British comics artist and illustrator

"Jack O'Lantern", from Eagle

Robert Norton Ayton (1915-1985) was a British comics artist and illustrator who worked for the Eagle and Ladybird Books.

He was born in Bowes Park, London and educated at the Harrow School of Art, and may also have attended the Central School of Art and Design and Hammersmith School of Art. He became a commercial artist with several advertising agencies before going freelance, drawing commissions for Castrol and Rolls-Royce among others. He was called up for military service during the Second World War, but returned to illustrating once demobbed.

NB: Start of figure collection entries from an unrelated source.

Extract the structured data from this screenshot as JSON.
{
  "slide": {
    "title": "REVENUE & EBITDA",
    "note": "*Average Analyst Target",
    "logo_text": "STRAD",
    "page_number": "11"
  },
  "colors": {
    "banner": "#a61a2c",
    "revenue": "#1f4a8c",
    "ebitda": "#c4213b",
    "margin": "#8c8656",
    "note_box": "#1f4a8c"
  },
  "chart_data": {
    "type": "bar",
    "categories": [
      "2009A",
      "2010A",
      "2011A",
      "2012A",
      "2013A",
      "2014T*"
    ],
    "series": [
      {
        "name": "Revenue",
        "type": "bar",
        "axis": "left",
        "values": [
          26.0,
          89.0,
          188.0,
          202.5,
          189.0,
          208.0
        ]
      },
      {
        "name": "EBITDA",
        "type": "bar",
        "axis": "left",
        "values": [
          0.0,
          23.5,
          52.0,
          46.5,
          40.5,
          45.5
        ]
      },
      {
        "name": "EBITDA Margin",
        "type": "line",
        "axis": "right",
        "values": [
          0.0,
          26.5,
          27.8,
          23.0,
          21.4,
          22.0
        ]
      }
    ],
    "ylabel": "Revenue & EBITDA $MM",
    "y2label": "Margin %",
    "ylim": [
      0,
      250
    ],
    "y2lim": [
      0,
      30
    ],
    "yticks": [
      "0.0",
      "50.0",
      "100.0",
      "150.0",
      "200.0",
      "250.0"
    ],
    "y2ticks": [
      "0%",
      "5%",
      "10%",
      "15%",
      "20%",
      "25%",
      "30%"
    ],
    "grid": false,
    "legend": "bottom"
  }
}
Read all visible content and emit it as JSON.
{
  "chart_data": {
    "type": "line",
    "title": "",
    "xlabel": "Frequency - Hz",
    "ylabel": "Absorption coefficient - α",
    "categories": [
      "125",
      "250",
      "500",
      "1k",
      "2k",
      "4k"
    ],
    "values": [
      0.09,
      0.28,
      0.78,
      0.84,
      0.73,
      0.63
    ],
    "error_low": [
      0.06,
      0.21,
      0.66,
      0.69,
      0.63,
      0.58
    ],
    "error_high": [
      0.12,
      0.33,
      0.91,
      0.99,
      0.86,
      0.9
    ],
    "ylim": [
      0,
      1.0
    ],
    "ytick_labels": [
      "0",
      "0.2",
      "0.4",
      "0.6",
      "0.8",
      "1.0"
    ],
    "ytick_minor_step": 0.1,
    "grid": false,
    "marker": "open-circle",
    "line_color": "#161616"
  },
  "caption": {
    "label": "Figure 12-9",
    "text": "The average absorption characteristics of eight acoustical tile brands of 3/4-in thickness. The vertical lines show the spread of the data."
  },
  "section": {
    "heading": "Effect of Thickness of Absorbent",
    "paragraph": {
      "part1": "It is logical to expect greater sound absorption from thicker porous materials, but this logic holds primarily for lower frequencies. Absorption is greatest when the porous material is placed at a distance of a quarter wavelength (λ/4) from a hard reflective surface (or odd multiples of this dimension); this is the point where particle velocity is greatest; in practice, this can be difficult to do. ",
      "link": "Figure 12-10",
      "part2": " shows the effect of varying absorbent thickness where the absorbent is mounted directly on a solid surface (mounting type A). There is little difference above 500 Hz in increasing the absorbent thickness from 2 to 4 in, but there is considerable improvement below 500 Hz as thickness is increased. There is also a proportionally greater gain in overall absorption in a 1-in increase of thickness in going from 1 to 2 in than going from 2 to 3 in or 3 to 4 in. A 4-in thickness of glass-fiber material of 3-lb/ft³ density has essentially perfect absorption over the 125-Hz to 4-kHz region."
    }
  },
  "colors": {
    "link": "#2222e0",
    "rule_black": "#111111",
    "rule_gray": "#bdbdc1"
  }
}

He became friends with fellow illustrator Norman Williams, who recruited him for Marcus Morris' new comic, the Eagle, in 1950. He drew "Jack O'Lantern", a historical series about an orphan in the Napoleonic Wars, written by George Beardmore. When Williams died in 1957, Ayton drew the final episode of his strip, "The Great Sailor", a biography of Lord Nelson. He left "Jack O'Lantern" in 1959, after which it was drawn by Cecil Langley Doughty, but lasted only another 31 weeks. After two years away from comics, he drew illustrations for Girl, before returning to the Eagle to draw "The Golden Man", a biography of Sir Walter Raleigh written by Guy Daniel and Marcus Morris.

He went on to produce illustrations for Ladybird Books, the Oxford University Press and BBC Bristol, and taught illustration part-time at the West of England College of Art. From 1980 he was a member of the artistic group the Bristol Savages. In 1983 he and his wife Joan, who had no children, moved from Bristol to a smaller house in Nailsea, where two years later, aged 70, he died after a heart attack.